Люди моего поколения жили в условиях, во многом сковывающих, но стремились к свободе, а это и есть самое творческое состояние. Наличие же полной свободы – состояние не очень творчес-
кое. И даже маленький укол, который лишь смущает твою свободу, воспринимается очень болезненно. А в прежние времена эти уколы только способствовали творчеству.

 

Плохое кино

– У вас никогда не было желания преподавать?

– Желания не было. А попытки были. Меня звал преподавать мой профессор – Леонид Фёдорович Макарьев, когда я окончил театральный институт. Из-за занятости я отказался. А потом я пробовал и понял, что не моё это. Наверное, мне нужно было разговаривать с людьми более подготовленными, чем начинающие. Потому что когда мне случалось давать мастер-классы, что меня тоже не всегда радовало, то там я, может быть, приносил больше пользы. Я говорил с людьми, которые уже научились чему-то, уже зашли в некоторый тупик и искали выход. А совсем начинающим, по-моему, я приносил даже вред, потому что мои мысли, мой способ работы не для всех годится. В нём есть индивидуальные черты, но я исповедую теорию и практику Михаила Чехова, а Михаил Чехов – тоже далеко не для всех. Это очень специфическая вещь. Я видел, как возникшая на Чехова мода довольно быстро погасла.

– Почему вас в кино давно не видно?

– А я больше почти не работаю в кино. Я с ним практически порвал, потому что в целом это плохое кино. Это просто способ зарабатывать деньги, а я так не хочу. Мне регулярно предлагают сниматься, но я отказываюсь. Да и нет достойных ролей.

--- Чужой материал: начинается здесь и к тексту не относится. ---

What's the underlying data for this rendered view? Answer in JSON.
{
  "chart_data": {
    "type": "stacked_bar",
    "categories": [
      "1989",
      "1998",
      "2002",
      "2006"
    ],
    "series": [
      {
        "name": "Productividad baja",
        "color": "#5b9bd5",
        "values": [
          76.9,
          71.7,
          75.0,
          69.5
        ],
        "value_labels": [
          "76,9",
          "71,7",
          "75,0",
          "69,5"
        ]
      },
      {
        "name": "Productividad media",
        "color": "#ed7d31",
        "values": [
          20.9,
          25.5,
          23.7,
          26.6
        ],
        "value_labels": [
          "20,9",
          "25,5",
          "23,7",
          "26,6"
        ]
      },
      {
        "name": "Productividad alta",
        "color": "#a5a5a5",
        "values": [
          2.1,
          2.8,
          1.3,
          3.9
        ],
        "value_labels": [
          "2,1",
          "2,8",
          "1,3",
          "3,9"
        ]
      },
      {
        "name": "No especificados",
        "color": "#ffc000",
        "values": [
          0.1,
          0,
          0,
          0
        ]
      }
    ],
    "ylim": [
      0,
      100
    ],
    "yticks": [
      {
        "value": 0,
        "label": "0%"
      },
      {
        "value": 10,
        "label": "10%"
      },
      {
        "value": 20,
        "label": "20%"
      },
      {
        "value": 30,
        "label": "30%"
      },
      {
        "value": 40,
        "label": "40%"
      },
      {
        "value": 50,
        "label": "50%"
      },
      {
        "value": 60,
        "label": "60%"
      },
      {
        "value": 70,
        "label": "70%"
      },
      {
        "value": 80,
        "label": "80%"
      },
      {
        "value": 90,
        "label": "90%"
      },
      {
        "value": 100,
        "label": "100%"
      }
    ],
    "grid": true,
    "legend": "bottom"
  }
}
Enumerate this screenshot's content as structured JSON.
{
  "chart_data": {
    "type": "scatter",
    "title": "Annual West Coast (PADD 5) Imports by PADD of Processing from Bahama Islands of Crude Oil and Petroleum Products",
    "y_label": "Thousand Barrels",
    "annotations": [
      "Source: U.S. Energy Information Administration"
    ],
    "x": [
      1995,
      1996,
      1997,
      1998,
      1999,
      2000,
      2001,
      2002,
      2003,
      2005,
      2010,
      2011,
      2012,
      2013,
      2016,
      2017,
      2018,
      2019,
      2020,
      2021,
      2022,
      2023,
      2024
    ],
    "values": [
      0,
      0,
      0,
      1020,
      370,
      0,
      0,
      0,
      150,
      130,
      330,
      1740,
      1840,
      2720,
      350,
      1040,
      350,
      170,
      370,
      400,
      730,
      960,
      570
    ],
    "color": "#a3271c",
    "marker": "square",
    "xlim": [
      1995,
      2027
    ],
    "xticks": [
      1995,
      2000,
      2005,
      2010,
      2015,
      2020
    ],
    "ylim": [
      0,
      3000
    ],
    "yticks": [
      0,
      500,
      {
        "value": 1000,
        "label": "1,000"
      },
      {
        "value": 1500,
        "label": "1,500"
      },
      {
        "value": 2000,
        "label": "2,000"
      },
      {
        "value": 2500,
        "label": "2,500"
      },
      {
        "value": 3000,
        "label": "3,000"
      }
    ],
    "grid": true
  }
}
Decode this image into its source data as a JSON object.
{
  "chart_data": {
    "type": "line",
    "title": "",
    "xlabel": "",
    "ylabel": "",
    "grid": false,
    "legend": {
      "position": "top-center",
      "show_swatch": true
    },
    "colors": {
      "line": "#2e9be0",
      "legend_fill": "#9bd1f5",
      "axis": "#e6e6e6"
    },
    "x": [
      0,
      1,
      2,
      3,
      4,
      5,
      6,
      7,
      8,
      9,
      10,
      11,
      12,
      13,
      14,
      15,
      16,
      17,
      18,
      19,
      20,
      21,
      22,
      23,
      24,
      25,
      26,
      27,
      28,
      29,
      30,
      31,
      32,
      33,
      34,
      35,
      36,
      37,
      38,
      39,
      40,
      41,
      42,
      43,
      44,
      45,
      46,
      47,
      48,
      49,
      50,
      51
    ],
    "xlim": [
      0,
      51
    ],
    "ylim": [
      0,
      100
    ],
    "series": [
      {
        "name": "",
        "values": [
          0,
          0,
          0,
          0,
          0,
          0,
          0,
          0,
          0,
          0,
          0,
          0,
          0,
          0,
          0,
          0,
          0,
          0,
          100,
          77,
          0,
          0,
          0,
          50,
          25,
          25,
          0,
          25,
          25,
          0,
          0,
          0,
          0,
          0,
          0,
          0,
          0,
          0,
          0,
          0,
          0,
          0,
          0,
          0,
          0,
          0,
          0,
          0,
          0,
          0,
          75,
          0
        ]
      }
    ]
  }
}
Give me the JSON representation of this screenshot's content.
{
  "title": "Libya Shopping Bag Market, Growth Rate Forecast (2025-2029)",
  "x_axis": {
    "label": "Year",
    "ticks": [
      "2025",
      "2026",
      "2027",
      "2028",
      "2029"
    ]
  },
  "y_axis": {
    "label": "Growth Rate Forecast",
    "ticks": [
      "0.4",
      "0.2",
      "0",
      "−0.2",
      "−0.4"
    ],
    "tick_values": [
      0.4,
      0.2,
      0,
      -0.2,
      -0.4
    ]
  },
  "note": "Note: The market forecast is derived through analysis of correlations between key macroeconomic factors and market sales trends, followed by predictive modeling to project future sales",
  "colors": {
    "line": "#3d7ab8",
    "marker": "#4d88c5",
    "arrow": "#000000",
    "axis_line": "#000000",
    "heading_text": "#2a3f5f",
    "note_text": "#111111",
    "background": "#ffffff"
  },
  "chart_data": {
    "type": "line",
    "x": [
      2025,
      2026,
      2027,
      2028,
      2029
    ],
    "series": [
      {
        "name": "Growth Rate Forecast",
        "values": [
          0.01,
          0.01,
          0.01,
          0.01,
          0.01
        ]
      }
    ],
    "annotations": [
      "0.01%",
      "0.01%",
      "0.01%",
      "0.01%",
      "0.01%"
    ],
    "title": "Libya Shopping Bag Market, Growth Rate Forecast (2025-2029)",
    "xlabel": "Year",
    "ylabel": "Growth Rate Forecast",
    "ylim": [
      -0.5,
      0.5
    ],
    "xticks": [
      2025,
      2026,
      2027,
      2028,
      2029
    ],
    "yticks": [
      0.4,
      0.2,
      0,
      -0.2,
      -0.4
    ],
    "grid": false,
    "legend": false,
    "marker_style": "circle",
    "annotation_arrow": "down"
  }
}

– Что вы думаете про сериалы?

– Сериал – это катастрофа для актёрской профессии. Это превращение человека в персонаж. Правда, я говорю о сверхсериалах. Скажем, многосерийный фильм «Мастер и Маргарита» – это просто длинное кино. А вот в 80 сериях актёром остаться очень трудно, ты становишься персонажем. И даже то, что в «Мастере и Маргарите» хорошие актёры сыграли довольно неубедительно – это оттого, что там задействованы очень большие деньги, а деньги рождают деньги, а не искусство. У Булгакова ставка гонорара была маленькая. Может, поэтому и появился «Мастер».

 

С женой Натальей Теняковой и дочкой Дашей, Ленинград. 1970-е

 

– Как вы пережили эпоху «новых русских»?

– А я её и сейчас переживаю. Эта эпоха только начинается. Происходит полная смена психики, приоритетов, ценностей. И эти «новые русские» – очень разные. Я видел поистине выдающихся людей из тех, кто взлетел на волне нового времени. Но существует опасность делания денег как основного действия, которое сопровождает человечество. Повторяю: деньги рождают только деньги и, к сожалению, ничего больше произвести не могут. В искусстве – там, где финансирование идёт без оглядки, под девизом «делайте, что хотите» – ничего не получается и не рождается. Даже в строительстве деньги порождают не шедевры архитектуры, и не здания на века, а какие-то декорации, которые ещё неизвестно, сколько простоят. Вспомните, например, крушение свода «Трансвааль-парка» в начале двухтысячных. Вложенные деньги не спасли его от разрушения… Денег много, строят быстро, получается… – сами знаете.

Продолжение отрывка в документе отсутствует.